Record your configuration

Kubernetes provides a declarative API that allows you to tell it the end state in which you want your app to be, without telling it how to get there. The logic that Kubernetes follows internally to change the state of the cluster from where it is to that end state is called reconciliation.

You should always keep the latest working copy of your application checked into your source repository (i.e. Github) so that you can always submit it to Kubernetes to get your app into a good state.

Express your app as a Helm chart, so that you are a simple helm install away from bringing your app to a good, working state.

Ask for the least

Similar to the principle of least privilege, you should always ask Kubernetes for the fewest resources that your app needs to run properly. Leave the rest for Kubernetes to manage for you.

Here are some examples of resources that you should ask the least from Kubernetes:

  • RBAC permissions
  • Containers in a single pod
  • CPU shares or memory
  • Disk space (i.e. in a PersistentVolumeClaim)

Build on the shoulders of giants

The Kubernetes API abstracts away a lot of valuable functionality that is hard to get right. This functionality is built by smart people, and tested very thoroughly.
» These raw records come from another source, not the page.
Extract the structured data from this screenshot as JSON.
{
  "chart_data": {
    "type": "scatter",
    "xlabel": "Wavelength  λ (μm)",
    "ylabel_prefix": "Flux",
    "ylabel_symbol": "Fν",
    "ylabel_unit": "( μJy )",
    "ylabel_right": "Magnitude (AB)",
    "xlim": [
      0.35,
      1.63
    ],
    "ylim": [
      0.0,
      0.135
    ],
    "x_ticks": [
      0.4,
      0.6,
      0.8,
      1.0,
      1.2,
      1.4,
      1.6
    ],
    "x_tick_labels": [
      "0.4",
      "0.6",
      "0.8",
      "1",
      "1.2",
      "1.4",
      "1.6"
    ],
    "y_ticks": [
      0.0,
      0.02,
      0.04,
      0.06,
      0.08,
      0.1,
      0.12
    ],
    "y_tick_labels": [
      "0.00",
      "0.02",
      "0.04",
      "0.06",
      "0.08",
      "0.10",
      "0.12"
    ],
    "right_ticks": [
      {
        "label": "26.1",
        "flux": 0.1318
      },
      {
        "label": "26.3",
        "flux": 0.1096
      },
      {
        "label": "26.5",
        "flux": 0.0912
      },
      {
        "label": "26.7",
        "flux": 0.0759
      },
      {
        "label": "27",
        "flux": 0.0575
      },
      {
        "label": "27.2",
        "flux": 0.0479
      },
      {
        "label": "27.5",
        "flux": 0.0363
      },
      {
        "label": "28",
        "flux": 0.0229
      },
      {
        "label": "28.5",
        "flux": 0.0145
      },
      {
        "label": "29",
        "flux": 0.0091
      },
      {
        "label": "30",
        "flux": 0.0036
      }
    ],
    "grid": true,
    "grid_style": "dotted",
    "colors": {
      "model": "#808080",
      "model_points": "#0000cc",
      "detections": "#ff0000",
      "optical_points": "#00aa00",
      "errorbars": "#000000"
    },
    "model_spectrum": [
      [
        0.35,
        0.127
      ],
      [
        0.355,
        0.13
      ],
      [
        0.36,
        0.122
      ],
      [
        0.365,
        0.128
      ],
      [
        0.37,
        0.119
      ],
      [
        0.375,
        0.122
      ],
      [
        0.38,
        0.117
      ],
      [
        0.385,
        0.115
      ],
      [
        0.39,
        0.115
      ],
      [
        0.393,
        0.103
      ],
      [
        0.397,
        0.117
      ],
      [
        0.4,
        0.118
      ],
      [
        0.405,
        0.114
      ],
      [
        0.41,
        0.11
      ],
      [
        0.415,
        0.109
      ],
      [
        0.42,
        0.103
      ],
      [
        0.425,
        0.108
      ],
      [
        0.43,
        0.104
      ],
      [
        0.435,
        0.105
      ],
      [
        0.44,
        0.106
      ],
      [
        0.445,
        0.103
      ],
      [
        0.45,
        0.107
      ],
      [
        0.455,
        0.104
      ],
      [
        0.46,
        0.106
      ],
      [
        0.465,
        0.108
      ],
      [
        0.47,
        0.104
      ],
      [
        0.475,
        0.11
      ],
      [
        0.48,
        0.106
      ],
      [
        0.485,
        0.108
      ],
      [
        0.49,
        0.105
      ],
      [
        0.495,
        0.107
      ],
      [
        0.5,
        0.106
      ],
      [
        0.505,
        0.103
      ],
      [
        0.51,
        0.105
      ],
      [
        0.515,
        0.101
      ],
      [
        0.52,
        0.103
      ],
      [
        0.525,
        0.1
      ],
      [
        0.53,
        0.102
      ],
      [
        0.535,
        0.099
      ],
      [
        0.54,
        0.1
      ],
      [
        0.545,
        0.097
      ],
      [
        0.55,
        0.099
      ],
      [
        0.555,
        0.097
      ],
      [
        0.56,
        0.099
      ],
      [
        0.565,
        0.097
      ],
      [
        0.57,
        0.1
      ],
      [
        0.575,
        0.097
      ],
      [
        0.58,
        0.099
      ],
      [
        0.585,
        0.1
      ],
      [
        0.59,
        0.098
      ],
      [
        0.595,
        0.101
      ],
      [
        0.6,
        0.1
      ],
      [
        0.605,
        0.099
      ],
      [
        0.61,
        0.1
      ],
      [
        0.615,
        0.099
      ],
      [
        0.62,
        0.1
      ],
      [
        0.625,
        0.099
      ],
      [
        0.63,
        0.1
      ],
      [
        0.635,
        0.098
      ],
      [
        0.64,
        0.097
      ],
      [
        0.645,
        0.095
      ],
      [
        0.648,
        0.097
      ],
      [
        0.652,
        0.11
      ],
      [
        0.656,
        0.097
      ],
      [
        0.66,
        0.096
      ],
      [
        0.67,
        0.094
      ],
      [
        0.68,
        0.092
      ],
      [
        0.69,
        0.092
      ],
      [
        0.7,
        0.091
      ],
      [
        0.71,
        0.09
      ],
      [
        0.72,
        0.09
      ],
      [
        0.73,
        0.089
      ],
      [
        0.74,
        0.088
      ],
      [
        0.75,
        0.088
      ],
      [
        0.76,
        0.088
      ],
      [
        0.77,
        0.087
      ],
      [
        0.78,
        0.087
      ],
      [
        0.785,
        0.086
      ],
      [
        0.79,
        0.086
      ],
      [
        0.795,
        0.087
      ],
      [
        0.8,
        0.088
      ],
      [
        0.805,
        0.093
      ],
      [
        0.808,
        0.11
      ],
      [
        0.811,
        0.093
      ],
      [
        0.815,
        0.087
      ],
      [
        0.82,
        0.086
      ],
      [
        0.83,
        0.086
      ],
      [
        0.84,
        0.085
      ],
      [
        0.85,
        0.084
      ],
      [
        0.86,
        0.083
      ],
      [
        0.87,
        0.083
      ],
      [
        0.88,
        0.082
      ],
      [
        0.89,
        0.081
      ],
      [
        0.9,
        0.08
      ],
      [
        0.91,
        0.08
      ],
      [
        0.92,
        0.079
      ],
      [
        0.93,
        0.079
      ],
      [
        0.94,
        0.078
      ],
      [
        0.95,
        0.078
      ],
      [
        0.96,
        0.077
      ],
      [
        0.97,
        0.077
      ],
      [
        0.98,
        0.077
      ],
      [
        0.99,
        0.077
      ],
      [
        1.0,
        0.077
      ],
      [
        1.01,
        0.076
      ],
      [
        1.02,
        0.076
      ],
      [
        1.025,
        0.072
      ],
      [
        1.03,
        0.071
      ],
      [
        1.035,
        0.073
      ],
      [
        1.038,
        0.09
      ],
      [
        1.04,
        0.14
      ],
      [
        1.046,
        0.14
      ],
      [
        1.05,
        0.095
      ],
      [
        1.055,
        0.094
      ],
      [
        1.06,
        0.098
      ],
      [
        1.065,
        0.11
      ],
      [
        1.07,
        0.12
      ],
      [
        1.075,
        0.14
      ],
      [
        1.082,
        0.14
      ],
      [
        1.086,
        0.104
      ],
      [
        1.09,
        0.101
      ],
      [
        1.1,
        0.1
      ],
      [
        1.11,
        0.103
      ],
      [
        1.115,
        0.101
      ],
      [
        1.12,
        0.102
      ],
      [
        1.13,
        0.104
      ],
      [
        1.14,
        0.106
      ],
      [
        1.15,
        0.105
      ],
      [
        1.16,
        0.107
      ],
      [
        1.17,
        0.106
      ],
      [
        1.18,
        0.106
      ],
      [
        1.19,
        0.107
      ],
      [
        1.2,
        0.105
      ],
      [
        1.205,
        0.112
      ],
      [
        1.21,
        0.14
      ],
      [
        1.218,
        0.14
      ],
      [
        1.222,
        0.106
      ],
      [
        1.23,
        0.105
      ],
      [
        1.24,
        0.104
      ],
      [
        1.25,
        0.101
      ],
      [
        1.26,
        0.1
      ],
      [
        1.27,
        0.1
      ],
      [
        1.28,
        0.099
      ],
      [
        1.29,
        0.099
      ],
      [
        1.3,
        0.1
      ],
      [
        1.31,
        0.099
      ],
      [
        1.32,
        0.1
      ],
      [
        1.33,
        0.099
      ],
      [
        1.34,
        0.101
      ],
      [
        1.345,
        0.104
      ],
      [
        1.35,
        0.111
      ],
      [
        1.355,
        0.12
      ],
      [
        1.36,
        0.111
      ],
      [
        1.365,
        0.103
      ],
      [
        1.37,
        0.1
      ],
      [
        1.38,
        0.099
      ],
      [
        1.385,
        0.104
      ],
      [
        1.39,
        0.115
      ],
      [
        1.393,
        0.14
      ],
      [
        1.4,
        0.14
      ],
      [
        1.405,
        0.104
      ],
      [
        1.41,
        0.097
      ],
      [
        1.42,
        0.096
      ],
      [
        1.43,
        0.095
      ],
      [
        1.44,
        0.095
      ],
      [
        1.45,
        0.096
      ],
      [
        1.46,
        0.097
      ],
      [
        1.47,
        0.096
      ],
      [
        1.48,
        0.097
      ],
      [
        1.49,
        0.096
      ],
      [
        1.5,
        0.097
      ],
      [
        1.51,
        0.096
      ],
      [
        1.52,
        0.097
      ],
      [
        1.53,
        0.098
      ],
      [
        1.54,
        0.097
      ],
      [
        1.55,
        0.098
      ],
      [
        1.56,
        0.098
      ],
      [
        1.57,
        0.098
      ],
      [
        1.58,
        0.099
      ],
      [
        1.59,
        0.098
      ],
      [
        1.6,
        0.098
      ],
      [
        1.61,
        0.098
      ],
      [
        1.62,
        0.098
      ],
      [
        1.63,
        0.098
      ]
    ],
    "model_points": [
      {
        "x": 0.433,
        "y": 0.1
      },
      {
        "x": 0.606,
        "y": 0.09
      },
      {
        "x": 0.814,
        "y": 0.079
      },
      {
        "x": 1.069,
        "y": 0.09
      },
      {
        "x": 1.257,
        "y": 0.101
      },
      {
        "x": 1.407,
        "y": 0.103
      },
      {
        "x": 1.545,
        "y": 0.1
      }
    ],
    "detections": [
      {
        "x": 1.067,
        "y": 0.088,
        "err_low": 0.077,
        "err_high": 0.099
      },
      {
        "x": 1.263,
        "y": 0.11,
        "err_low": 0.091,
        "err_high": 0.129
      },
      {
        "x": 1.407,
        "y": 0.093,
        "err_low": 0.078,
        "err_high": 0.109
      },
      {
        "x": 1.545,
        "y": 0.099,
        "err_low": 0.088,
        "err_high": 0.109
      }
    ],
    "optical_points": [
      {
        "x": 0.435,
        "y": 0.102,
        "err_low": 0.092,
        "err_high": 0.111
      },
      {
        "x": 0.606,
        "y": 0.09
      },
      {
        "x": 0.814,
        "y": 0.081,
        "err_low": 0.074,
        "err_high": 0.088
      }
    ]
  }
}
Always try to use the Kubernetes API first before you build something from scratch.

If you can't, look to the cloud native ecosystem. It has a large-and-growing number of high quality software projects that your app can benefit from.

Finally, if you can't find exactly what you need, pick the next best thing and build atop that (and open source that if you can!)

We as a community should strive to follow the don't repeat yourself (DRY) principle, and this is how we do it.